Wednesday, April 10, 2013

Dear Brain,

Brain, don't you know by now? I'm ready for your games. I know how you operate the week before a race. These things you try to tell me, I don't even listen. We've been racing together for 4-1/2 years so I know what to expect. Go on, chatter away like you did during this morning's run, because what you say only fuels my determination.

This is just 10 seconds per mile under your marathon pace....not the snoozer you thought it would be! You're having to work, aren't you! You really gonna be able to hang for 26.2, tough girl?
  • Yep, not a problem. I've done the training, got the nutrition, I'm sleeping more, and resting this week. I feel good! I got it. It won't be easy, but I'll remember that I've earned those final tough miles! I have lots to draw on for inspiration to keep going.
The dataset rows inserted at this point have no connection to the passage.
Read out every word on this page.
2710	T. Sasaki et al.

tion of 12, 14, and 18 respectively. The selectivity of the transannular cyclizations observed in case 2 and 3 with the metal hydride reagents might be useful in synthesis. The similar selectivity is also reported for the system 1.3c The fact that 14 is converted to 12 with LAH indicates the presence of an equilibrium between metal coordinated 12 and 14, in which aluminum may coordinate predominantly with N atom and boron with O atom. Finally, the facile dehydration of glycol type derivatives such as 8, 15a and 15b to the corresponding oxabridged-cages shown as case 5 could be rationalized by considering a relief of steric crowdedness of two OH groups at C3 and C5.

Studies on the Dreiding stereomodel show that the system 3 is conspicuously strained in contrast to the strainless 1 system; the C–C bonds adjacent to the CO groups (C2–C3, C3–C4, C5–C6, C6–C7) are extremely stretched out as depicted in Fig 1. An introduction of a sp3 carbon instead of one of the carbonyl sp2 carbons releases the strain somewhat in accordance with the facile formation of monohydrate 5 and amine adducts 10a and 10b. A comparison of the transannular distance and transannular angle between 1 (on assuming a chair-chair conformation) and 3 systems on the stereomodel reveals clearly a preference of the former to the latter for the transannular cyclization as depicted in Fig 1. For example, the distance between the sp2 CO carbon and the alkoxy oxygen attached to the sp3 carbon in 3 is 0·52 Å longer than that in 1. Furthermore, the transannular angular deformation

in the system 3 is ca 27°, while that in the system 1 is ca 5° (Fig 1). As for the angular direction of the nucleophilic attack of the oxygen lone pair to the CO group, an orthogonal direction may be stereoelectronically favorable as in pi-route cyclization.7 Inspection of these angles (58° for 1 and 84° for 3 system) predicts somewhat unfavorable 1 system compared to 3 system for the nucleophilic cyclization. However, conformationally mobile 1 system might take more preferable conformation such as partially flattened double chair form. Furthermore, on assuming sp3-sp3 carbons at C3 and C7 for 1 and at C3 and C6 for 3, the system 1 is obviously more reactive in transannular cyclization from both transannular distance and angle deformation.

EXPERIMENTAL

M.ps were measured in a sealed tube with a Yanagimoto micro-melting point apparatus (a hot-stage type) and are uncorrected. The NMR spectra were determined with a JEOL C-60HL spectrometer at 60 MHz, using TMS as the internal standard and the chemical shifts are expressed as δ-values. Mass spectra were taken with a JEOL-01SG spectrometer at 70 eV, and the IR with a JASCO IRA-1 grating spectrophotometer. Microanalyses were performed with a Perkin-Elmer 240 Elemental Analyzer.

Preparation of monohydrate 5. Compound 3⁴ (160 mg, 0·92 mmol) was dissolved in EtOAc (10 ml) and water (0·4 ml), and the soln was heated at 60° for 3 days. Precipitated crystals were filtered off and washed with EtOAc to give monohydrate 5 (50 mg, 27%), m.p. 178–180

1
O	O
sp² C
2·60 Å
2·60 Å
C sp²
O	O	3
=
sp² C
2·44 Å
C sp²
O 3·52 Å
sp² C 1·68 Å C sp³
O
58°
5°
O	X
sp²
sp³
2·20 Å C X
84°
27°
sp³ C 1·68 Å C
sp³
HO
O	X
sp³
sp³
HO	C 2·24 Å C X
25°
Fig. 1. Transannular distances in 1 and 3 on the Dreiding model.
Just because you could do all this long run stuff two weeks ago doesn't mean you still can. 
  • Yes it does. I like the expression I once heard too: "You can run twice as far as you think you can."
Maybe you'll want to pull up half way through the race and just sit down and quit. Have you thought about that? 
  • That's not an option! I know rough patches will come but I'm ready. Experience tells me to wait them out, they are just temporary. If things are not going according to plan, I will adapt, adjust, stay positive, and never back down.

This cool down pace is pretty nice. Maybe you'd rather settle into this and add 15 or 30 minutes onto your race time? Does that sound good?
  • That would get boring fast.

A little sniffly? Hope those allergies don't go full throttle on you.
  • I've run pretty well when I've felt sick, tired, stressed, and even hung over (once). I think often about pro triathlete Timothy O'Donnell quoting his coach, "You don't have to feel good to swim fast." Same with running.
I think we are done here.

I shared this mainly just to say if you get those race week doubts too, know that it's a totally normal and expected part of the process. Let them cycle through, ponder them momentarily, and release them. Keep perspective!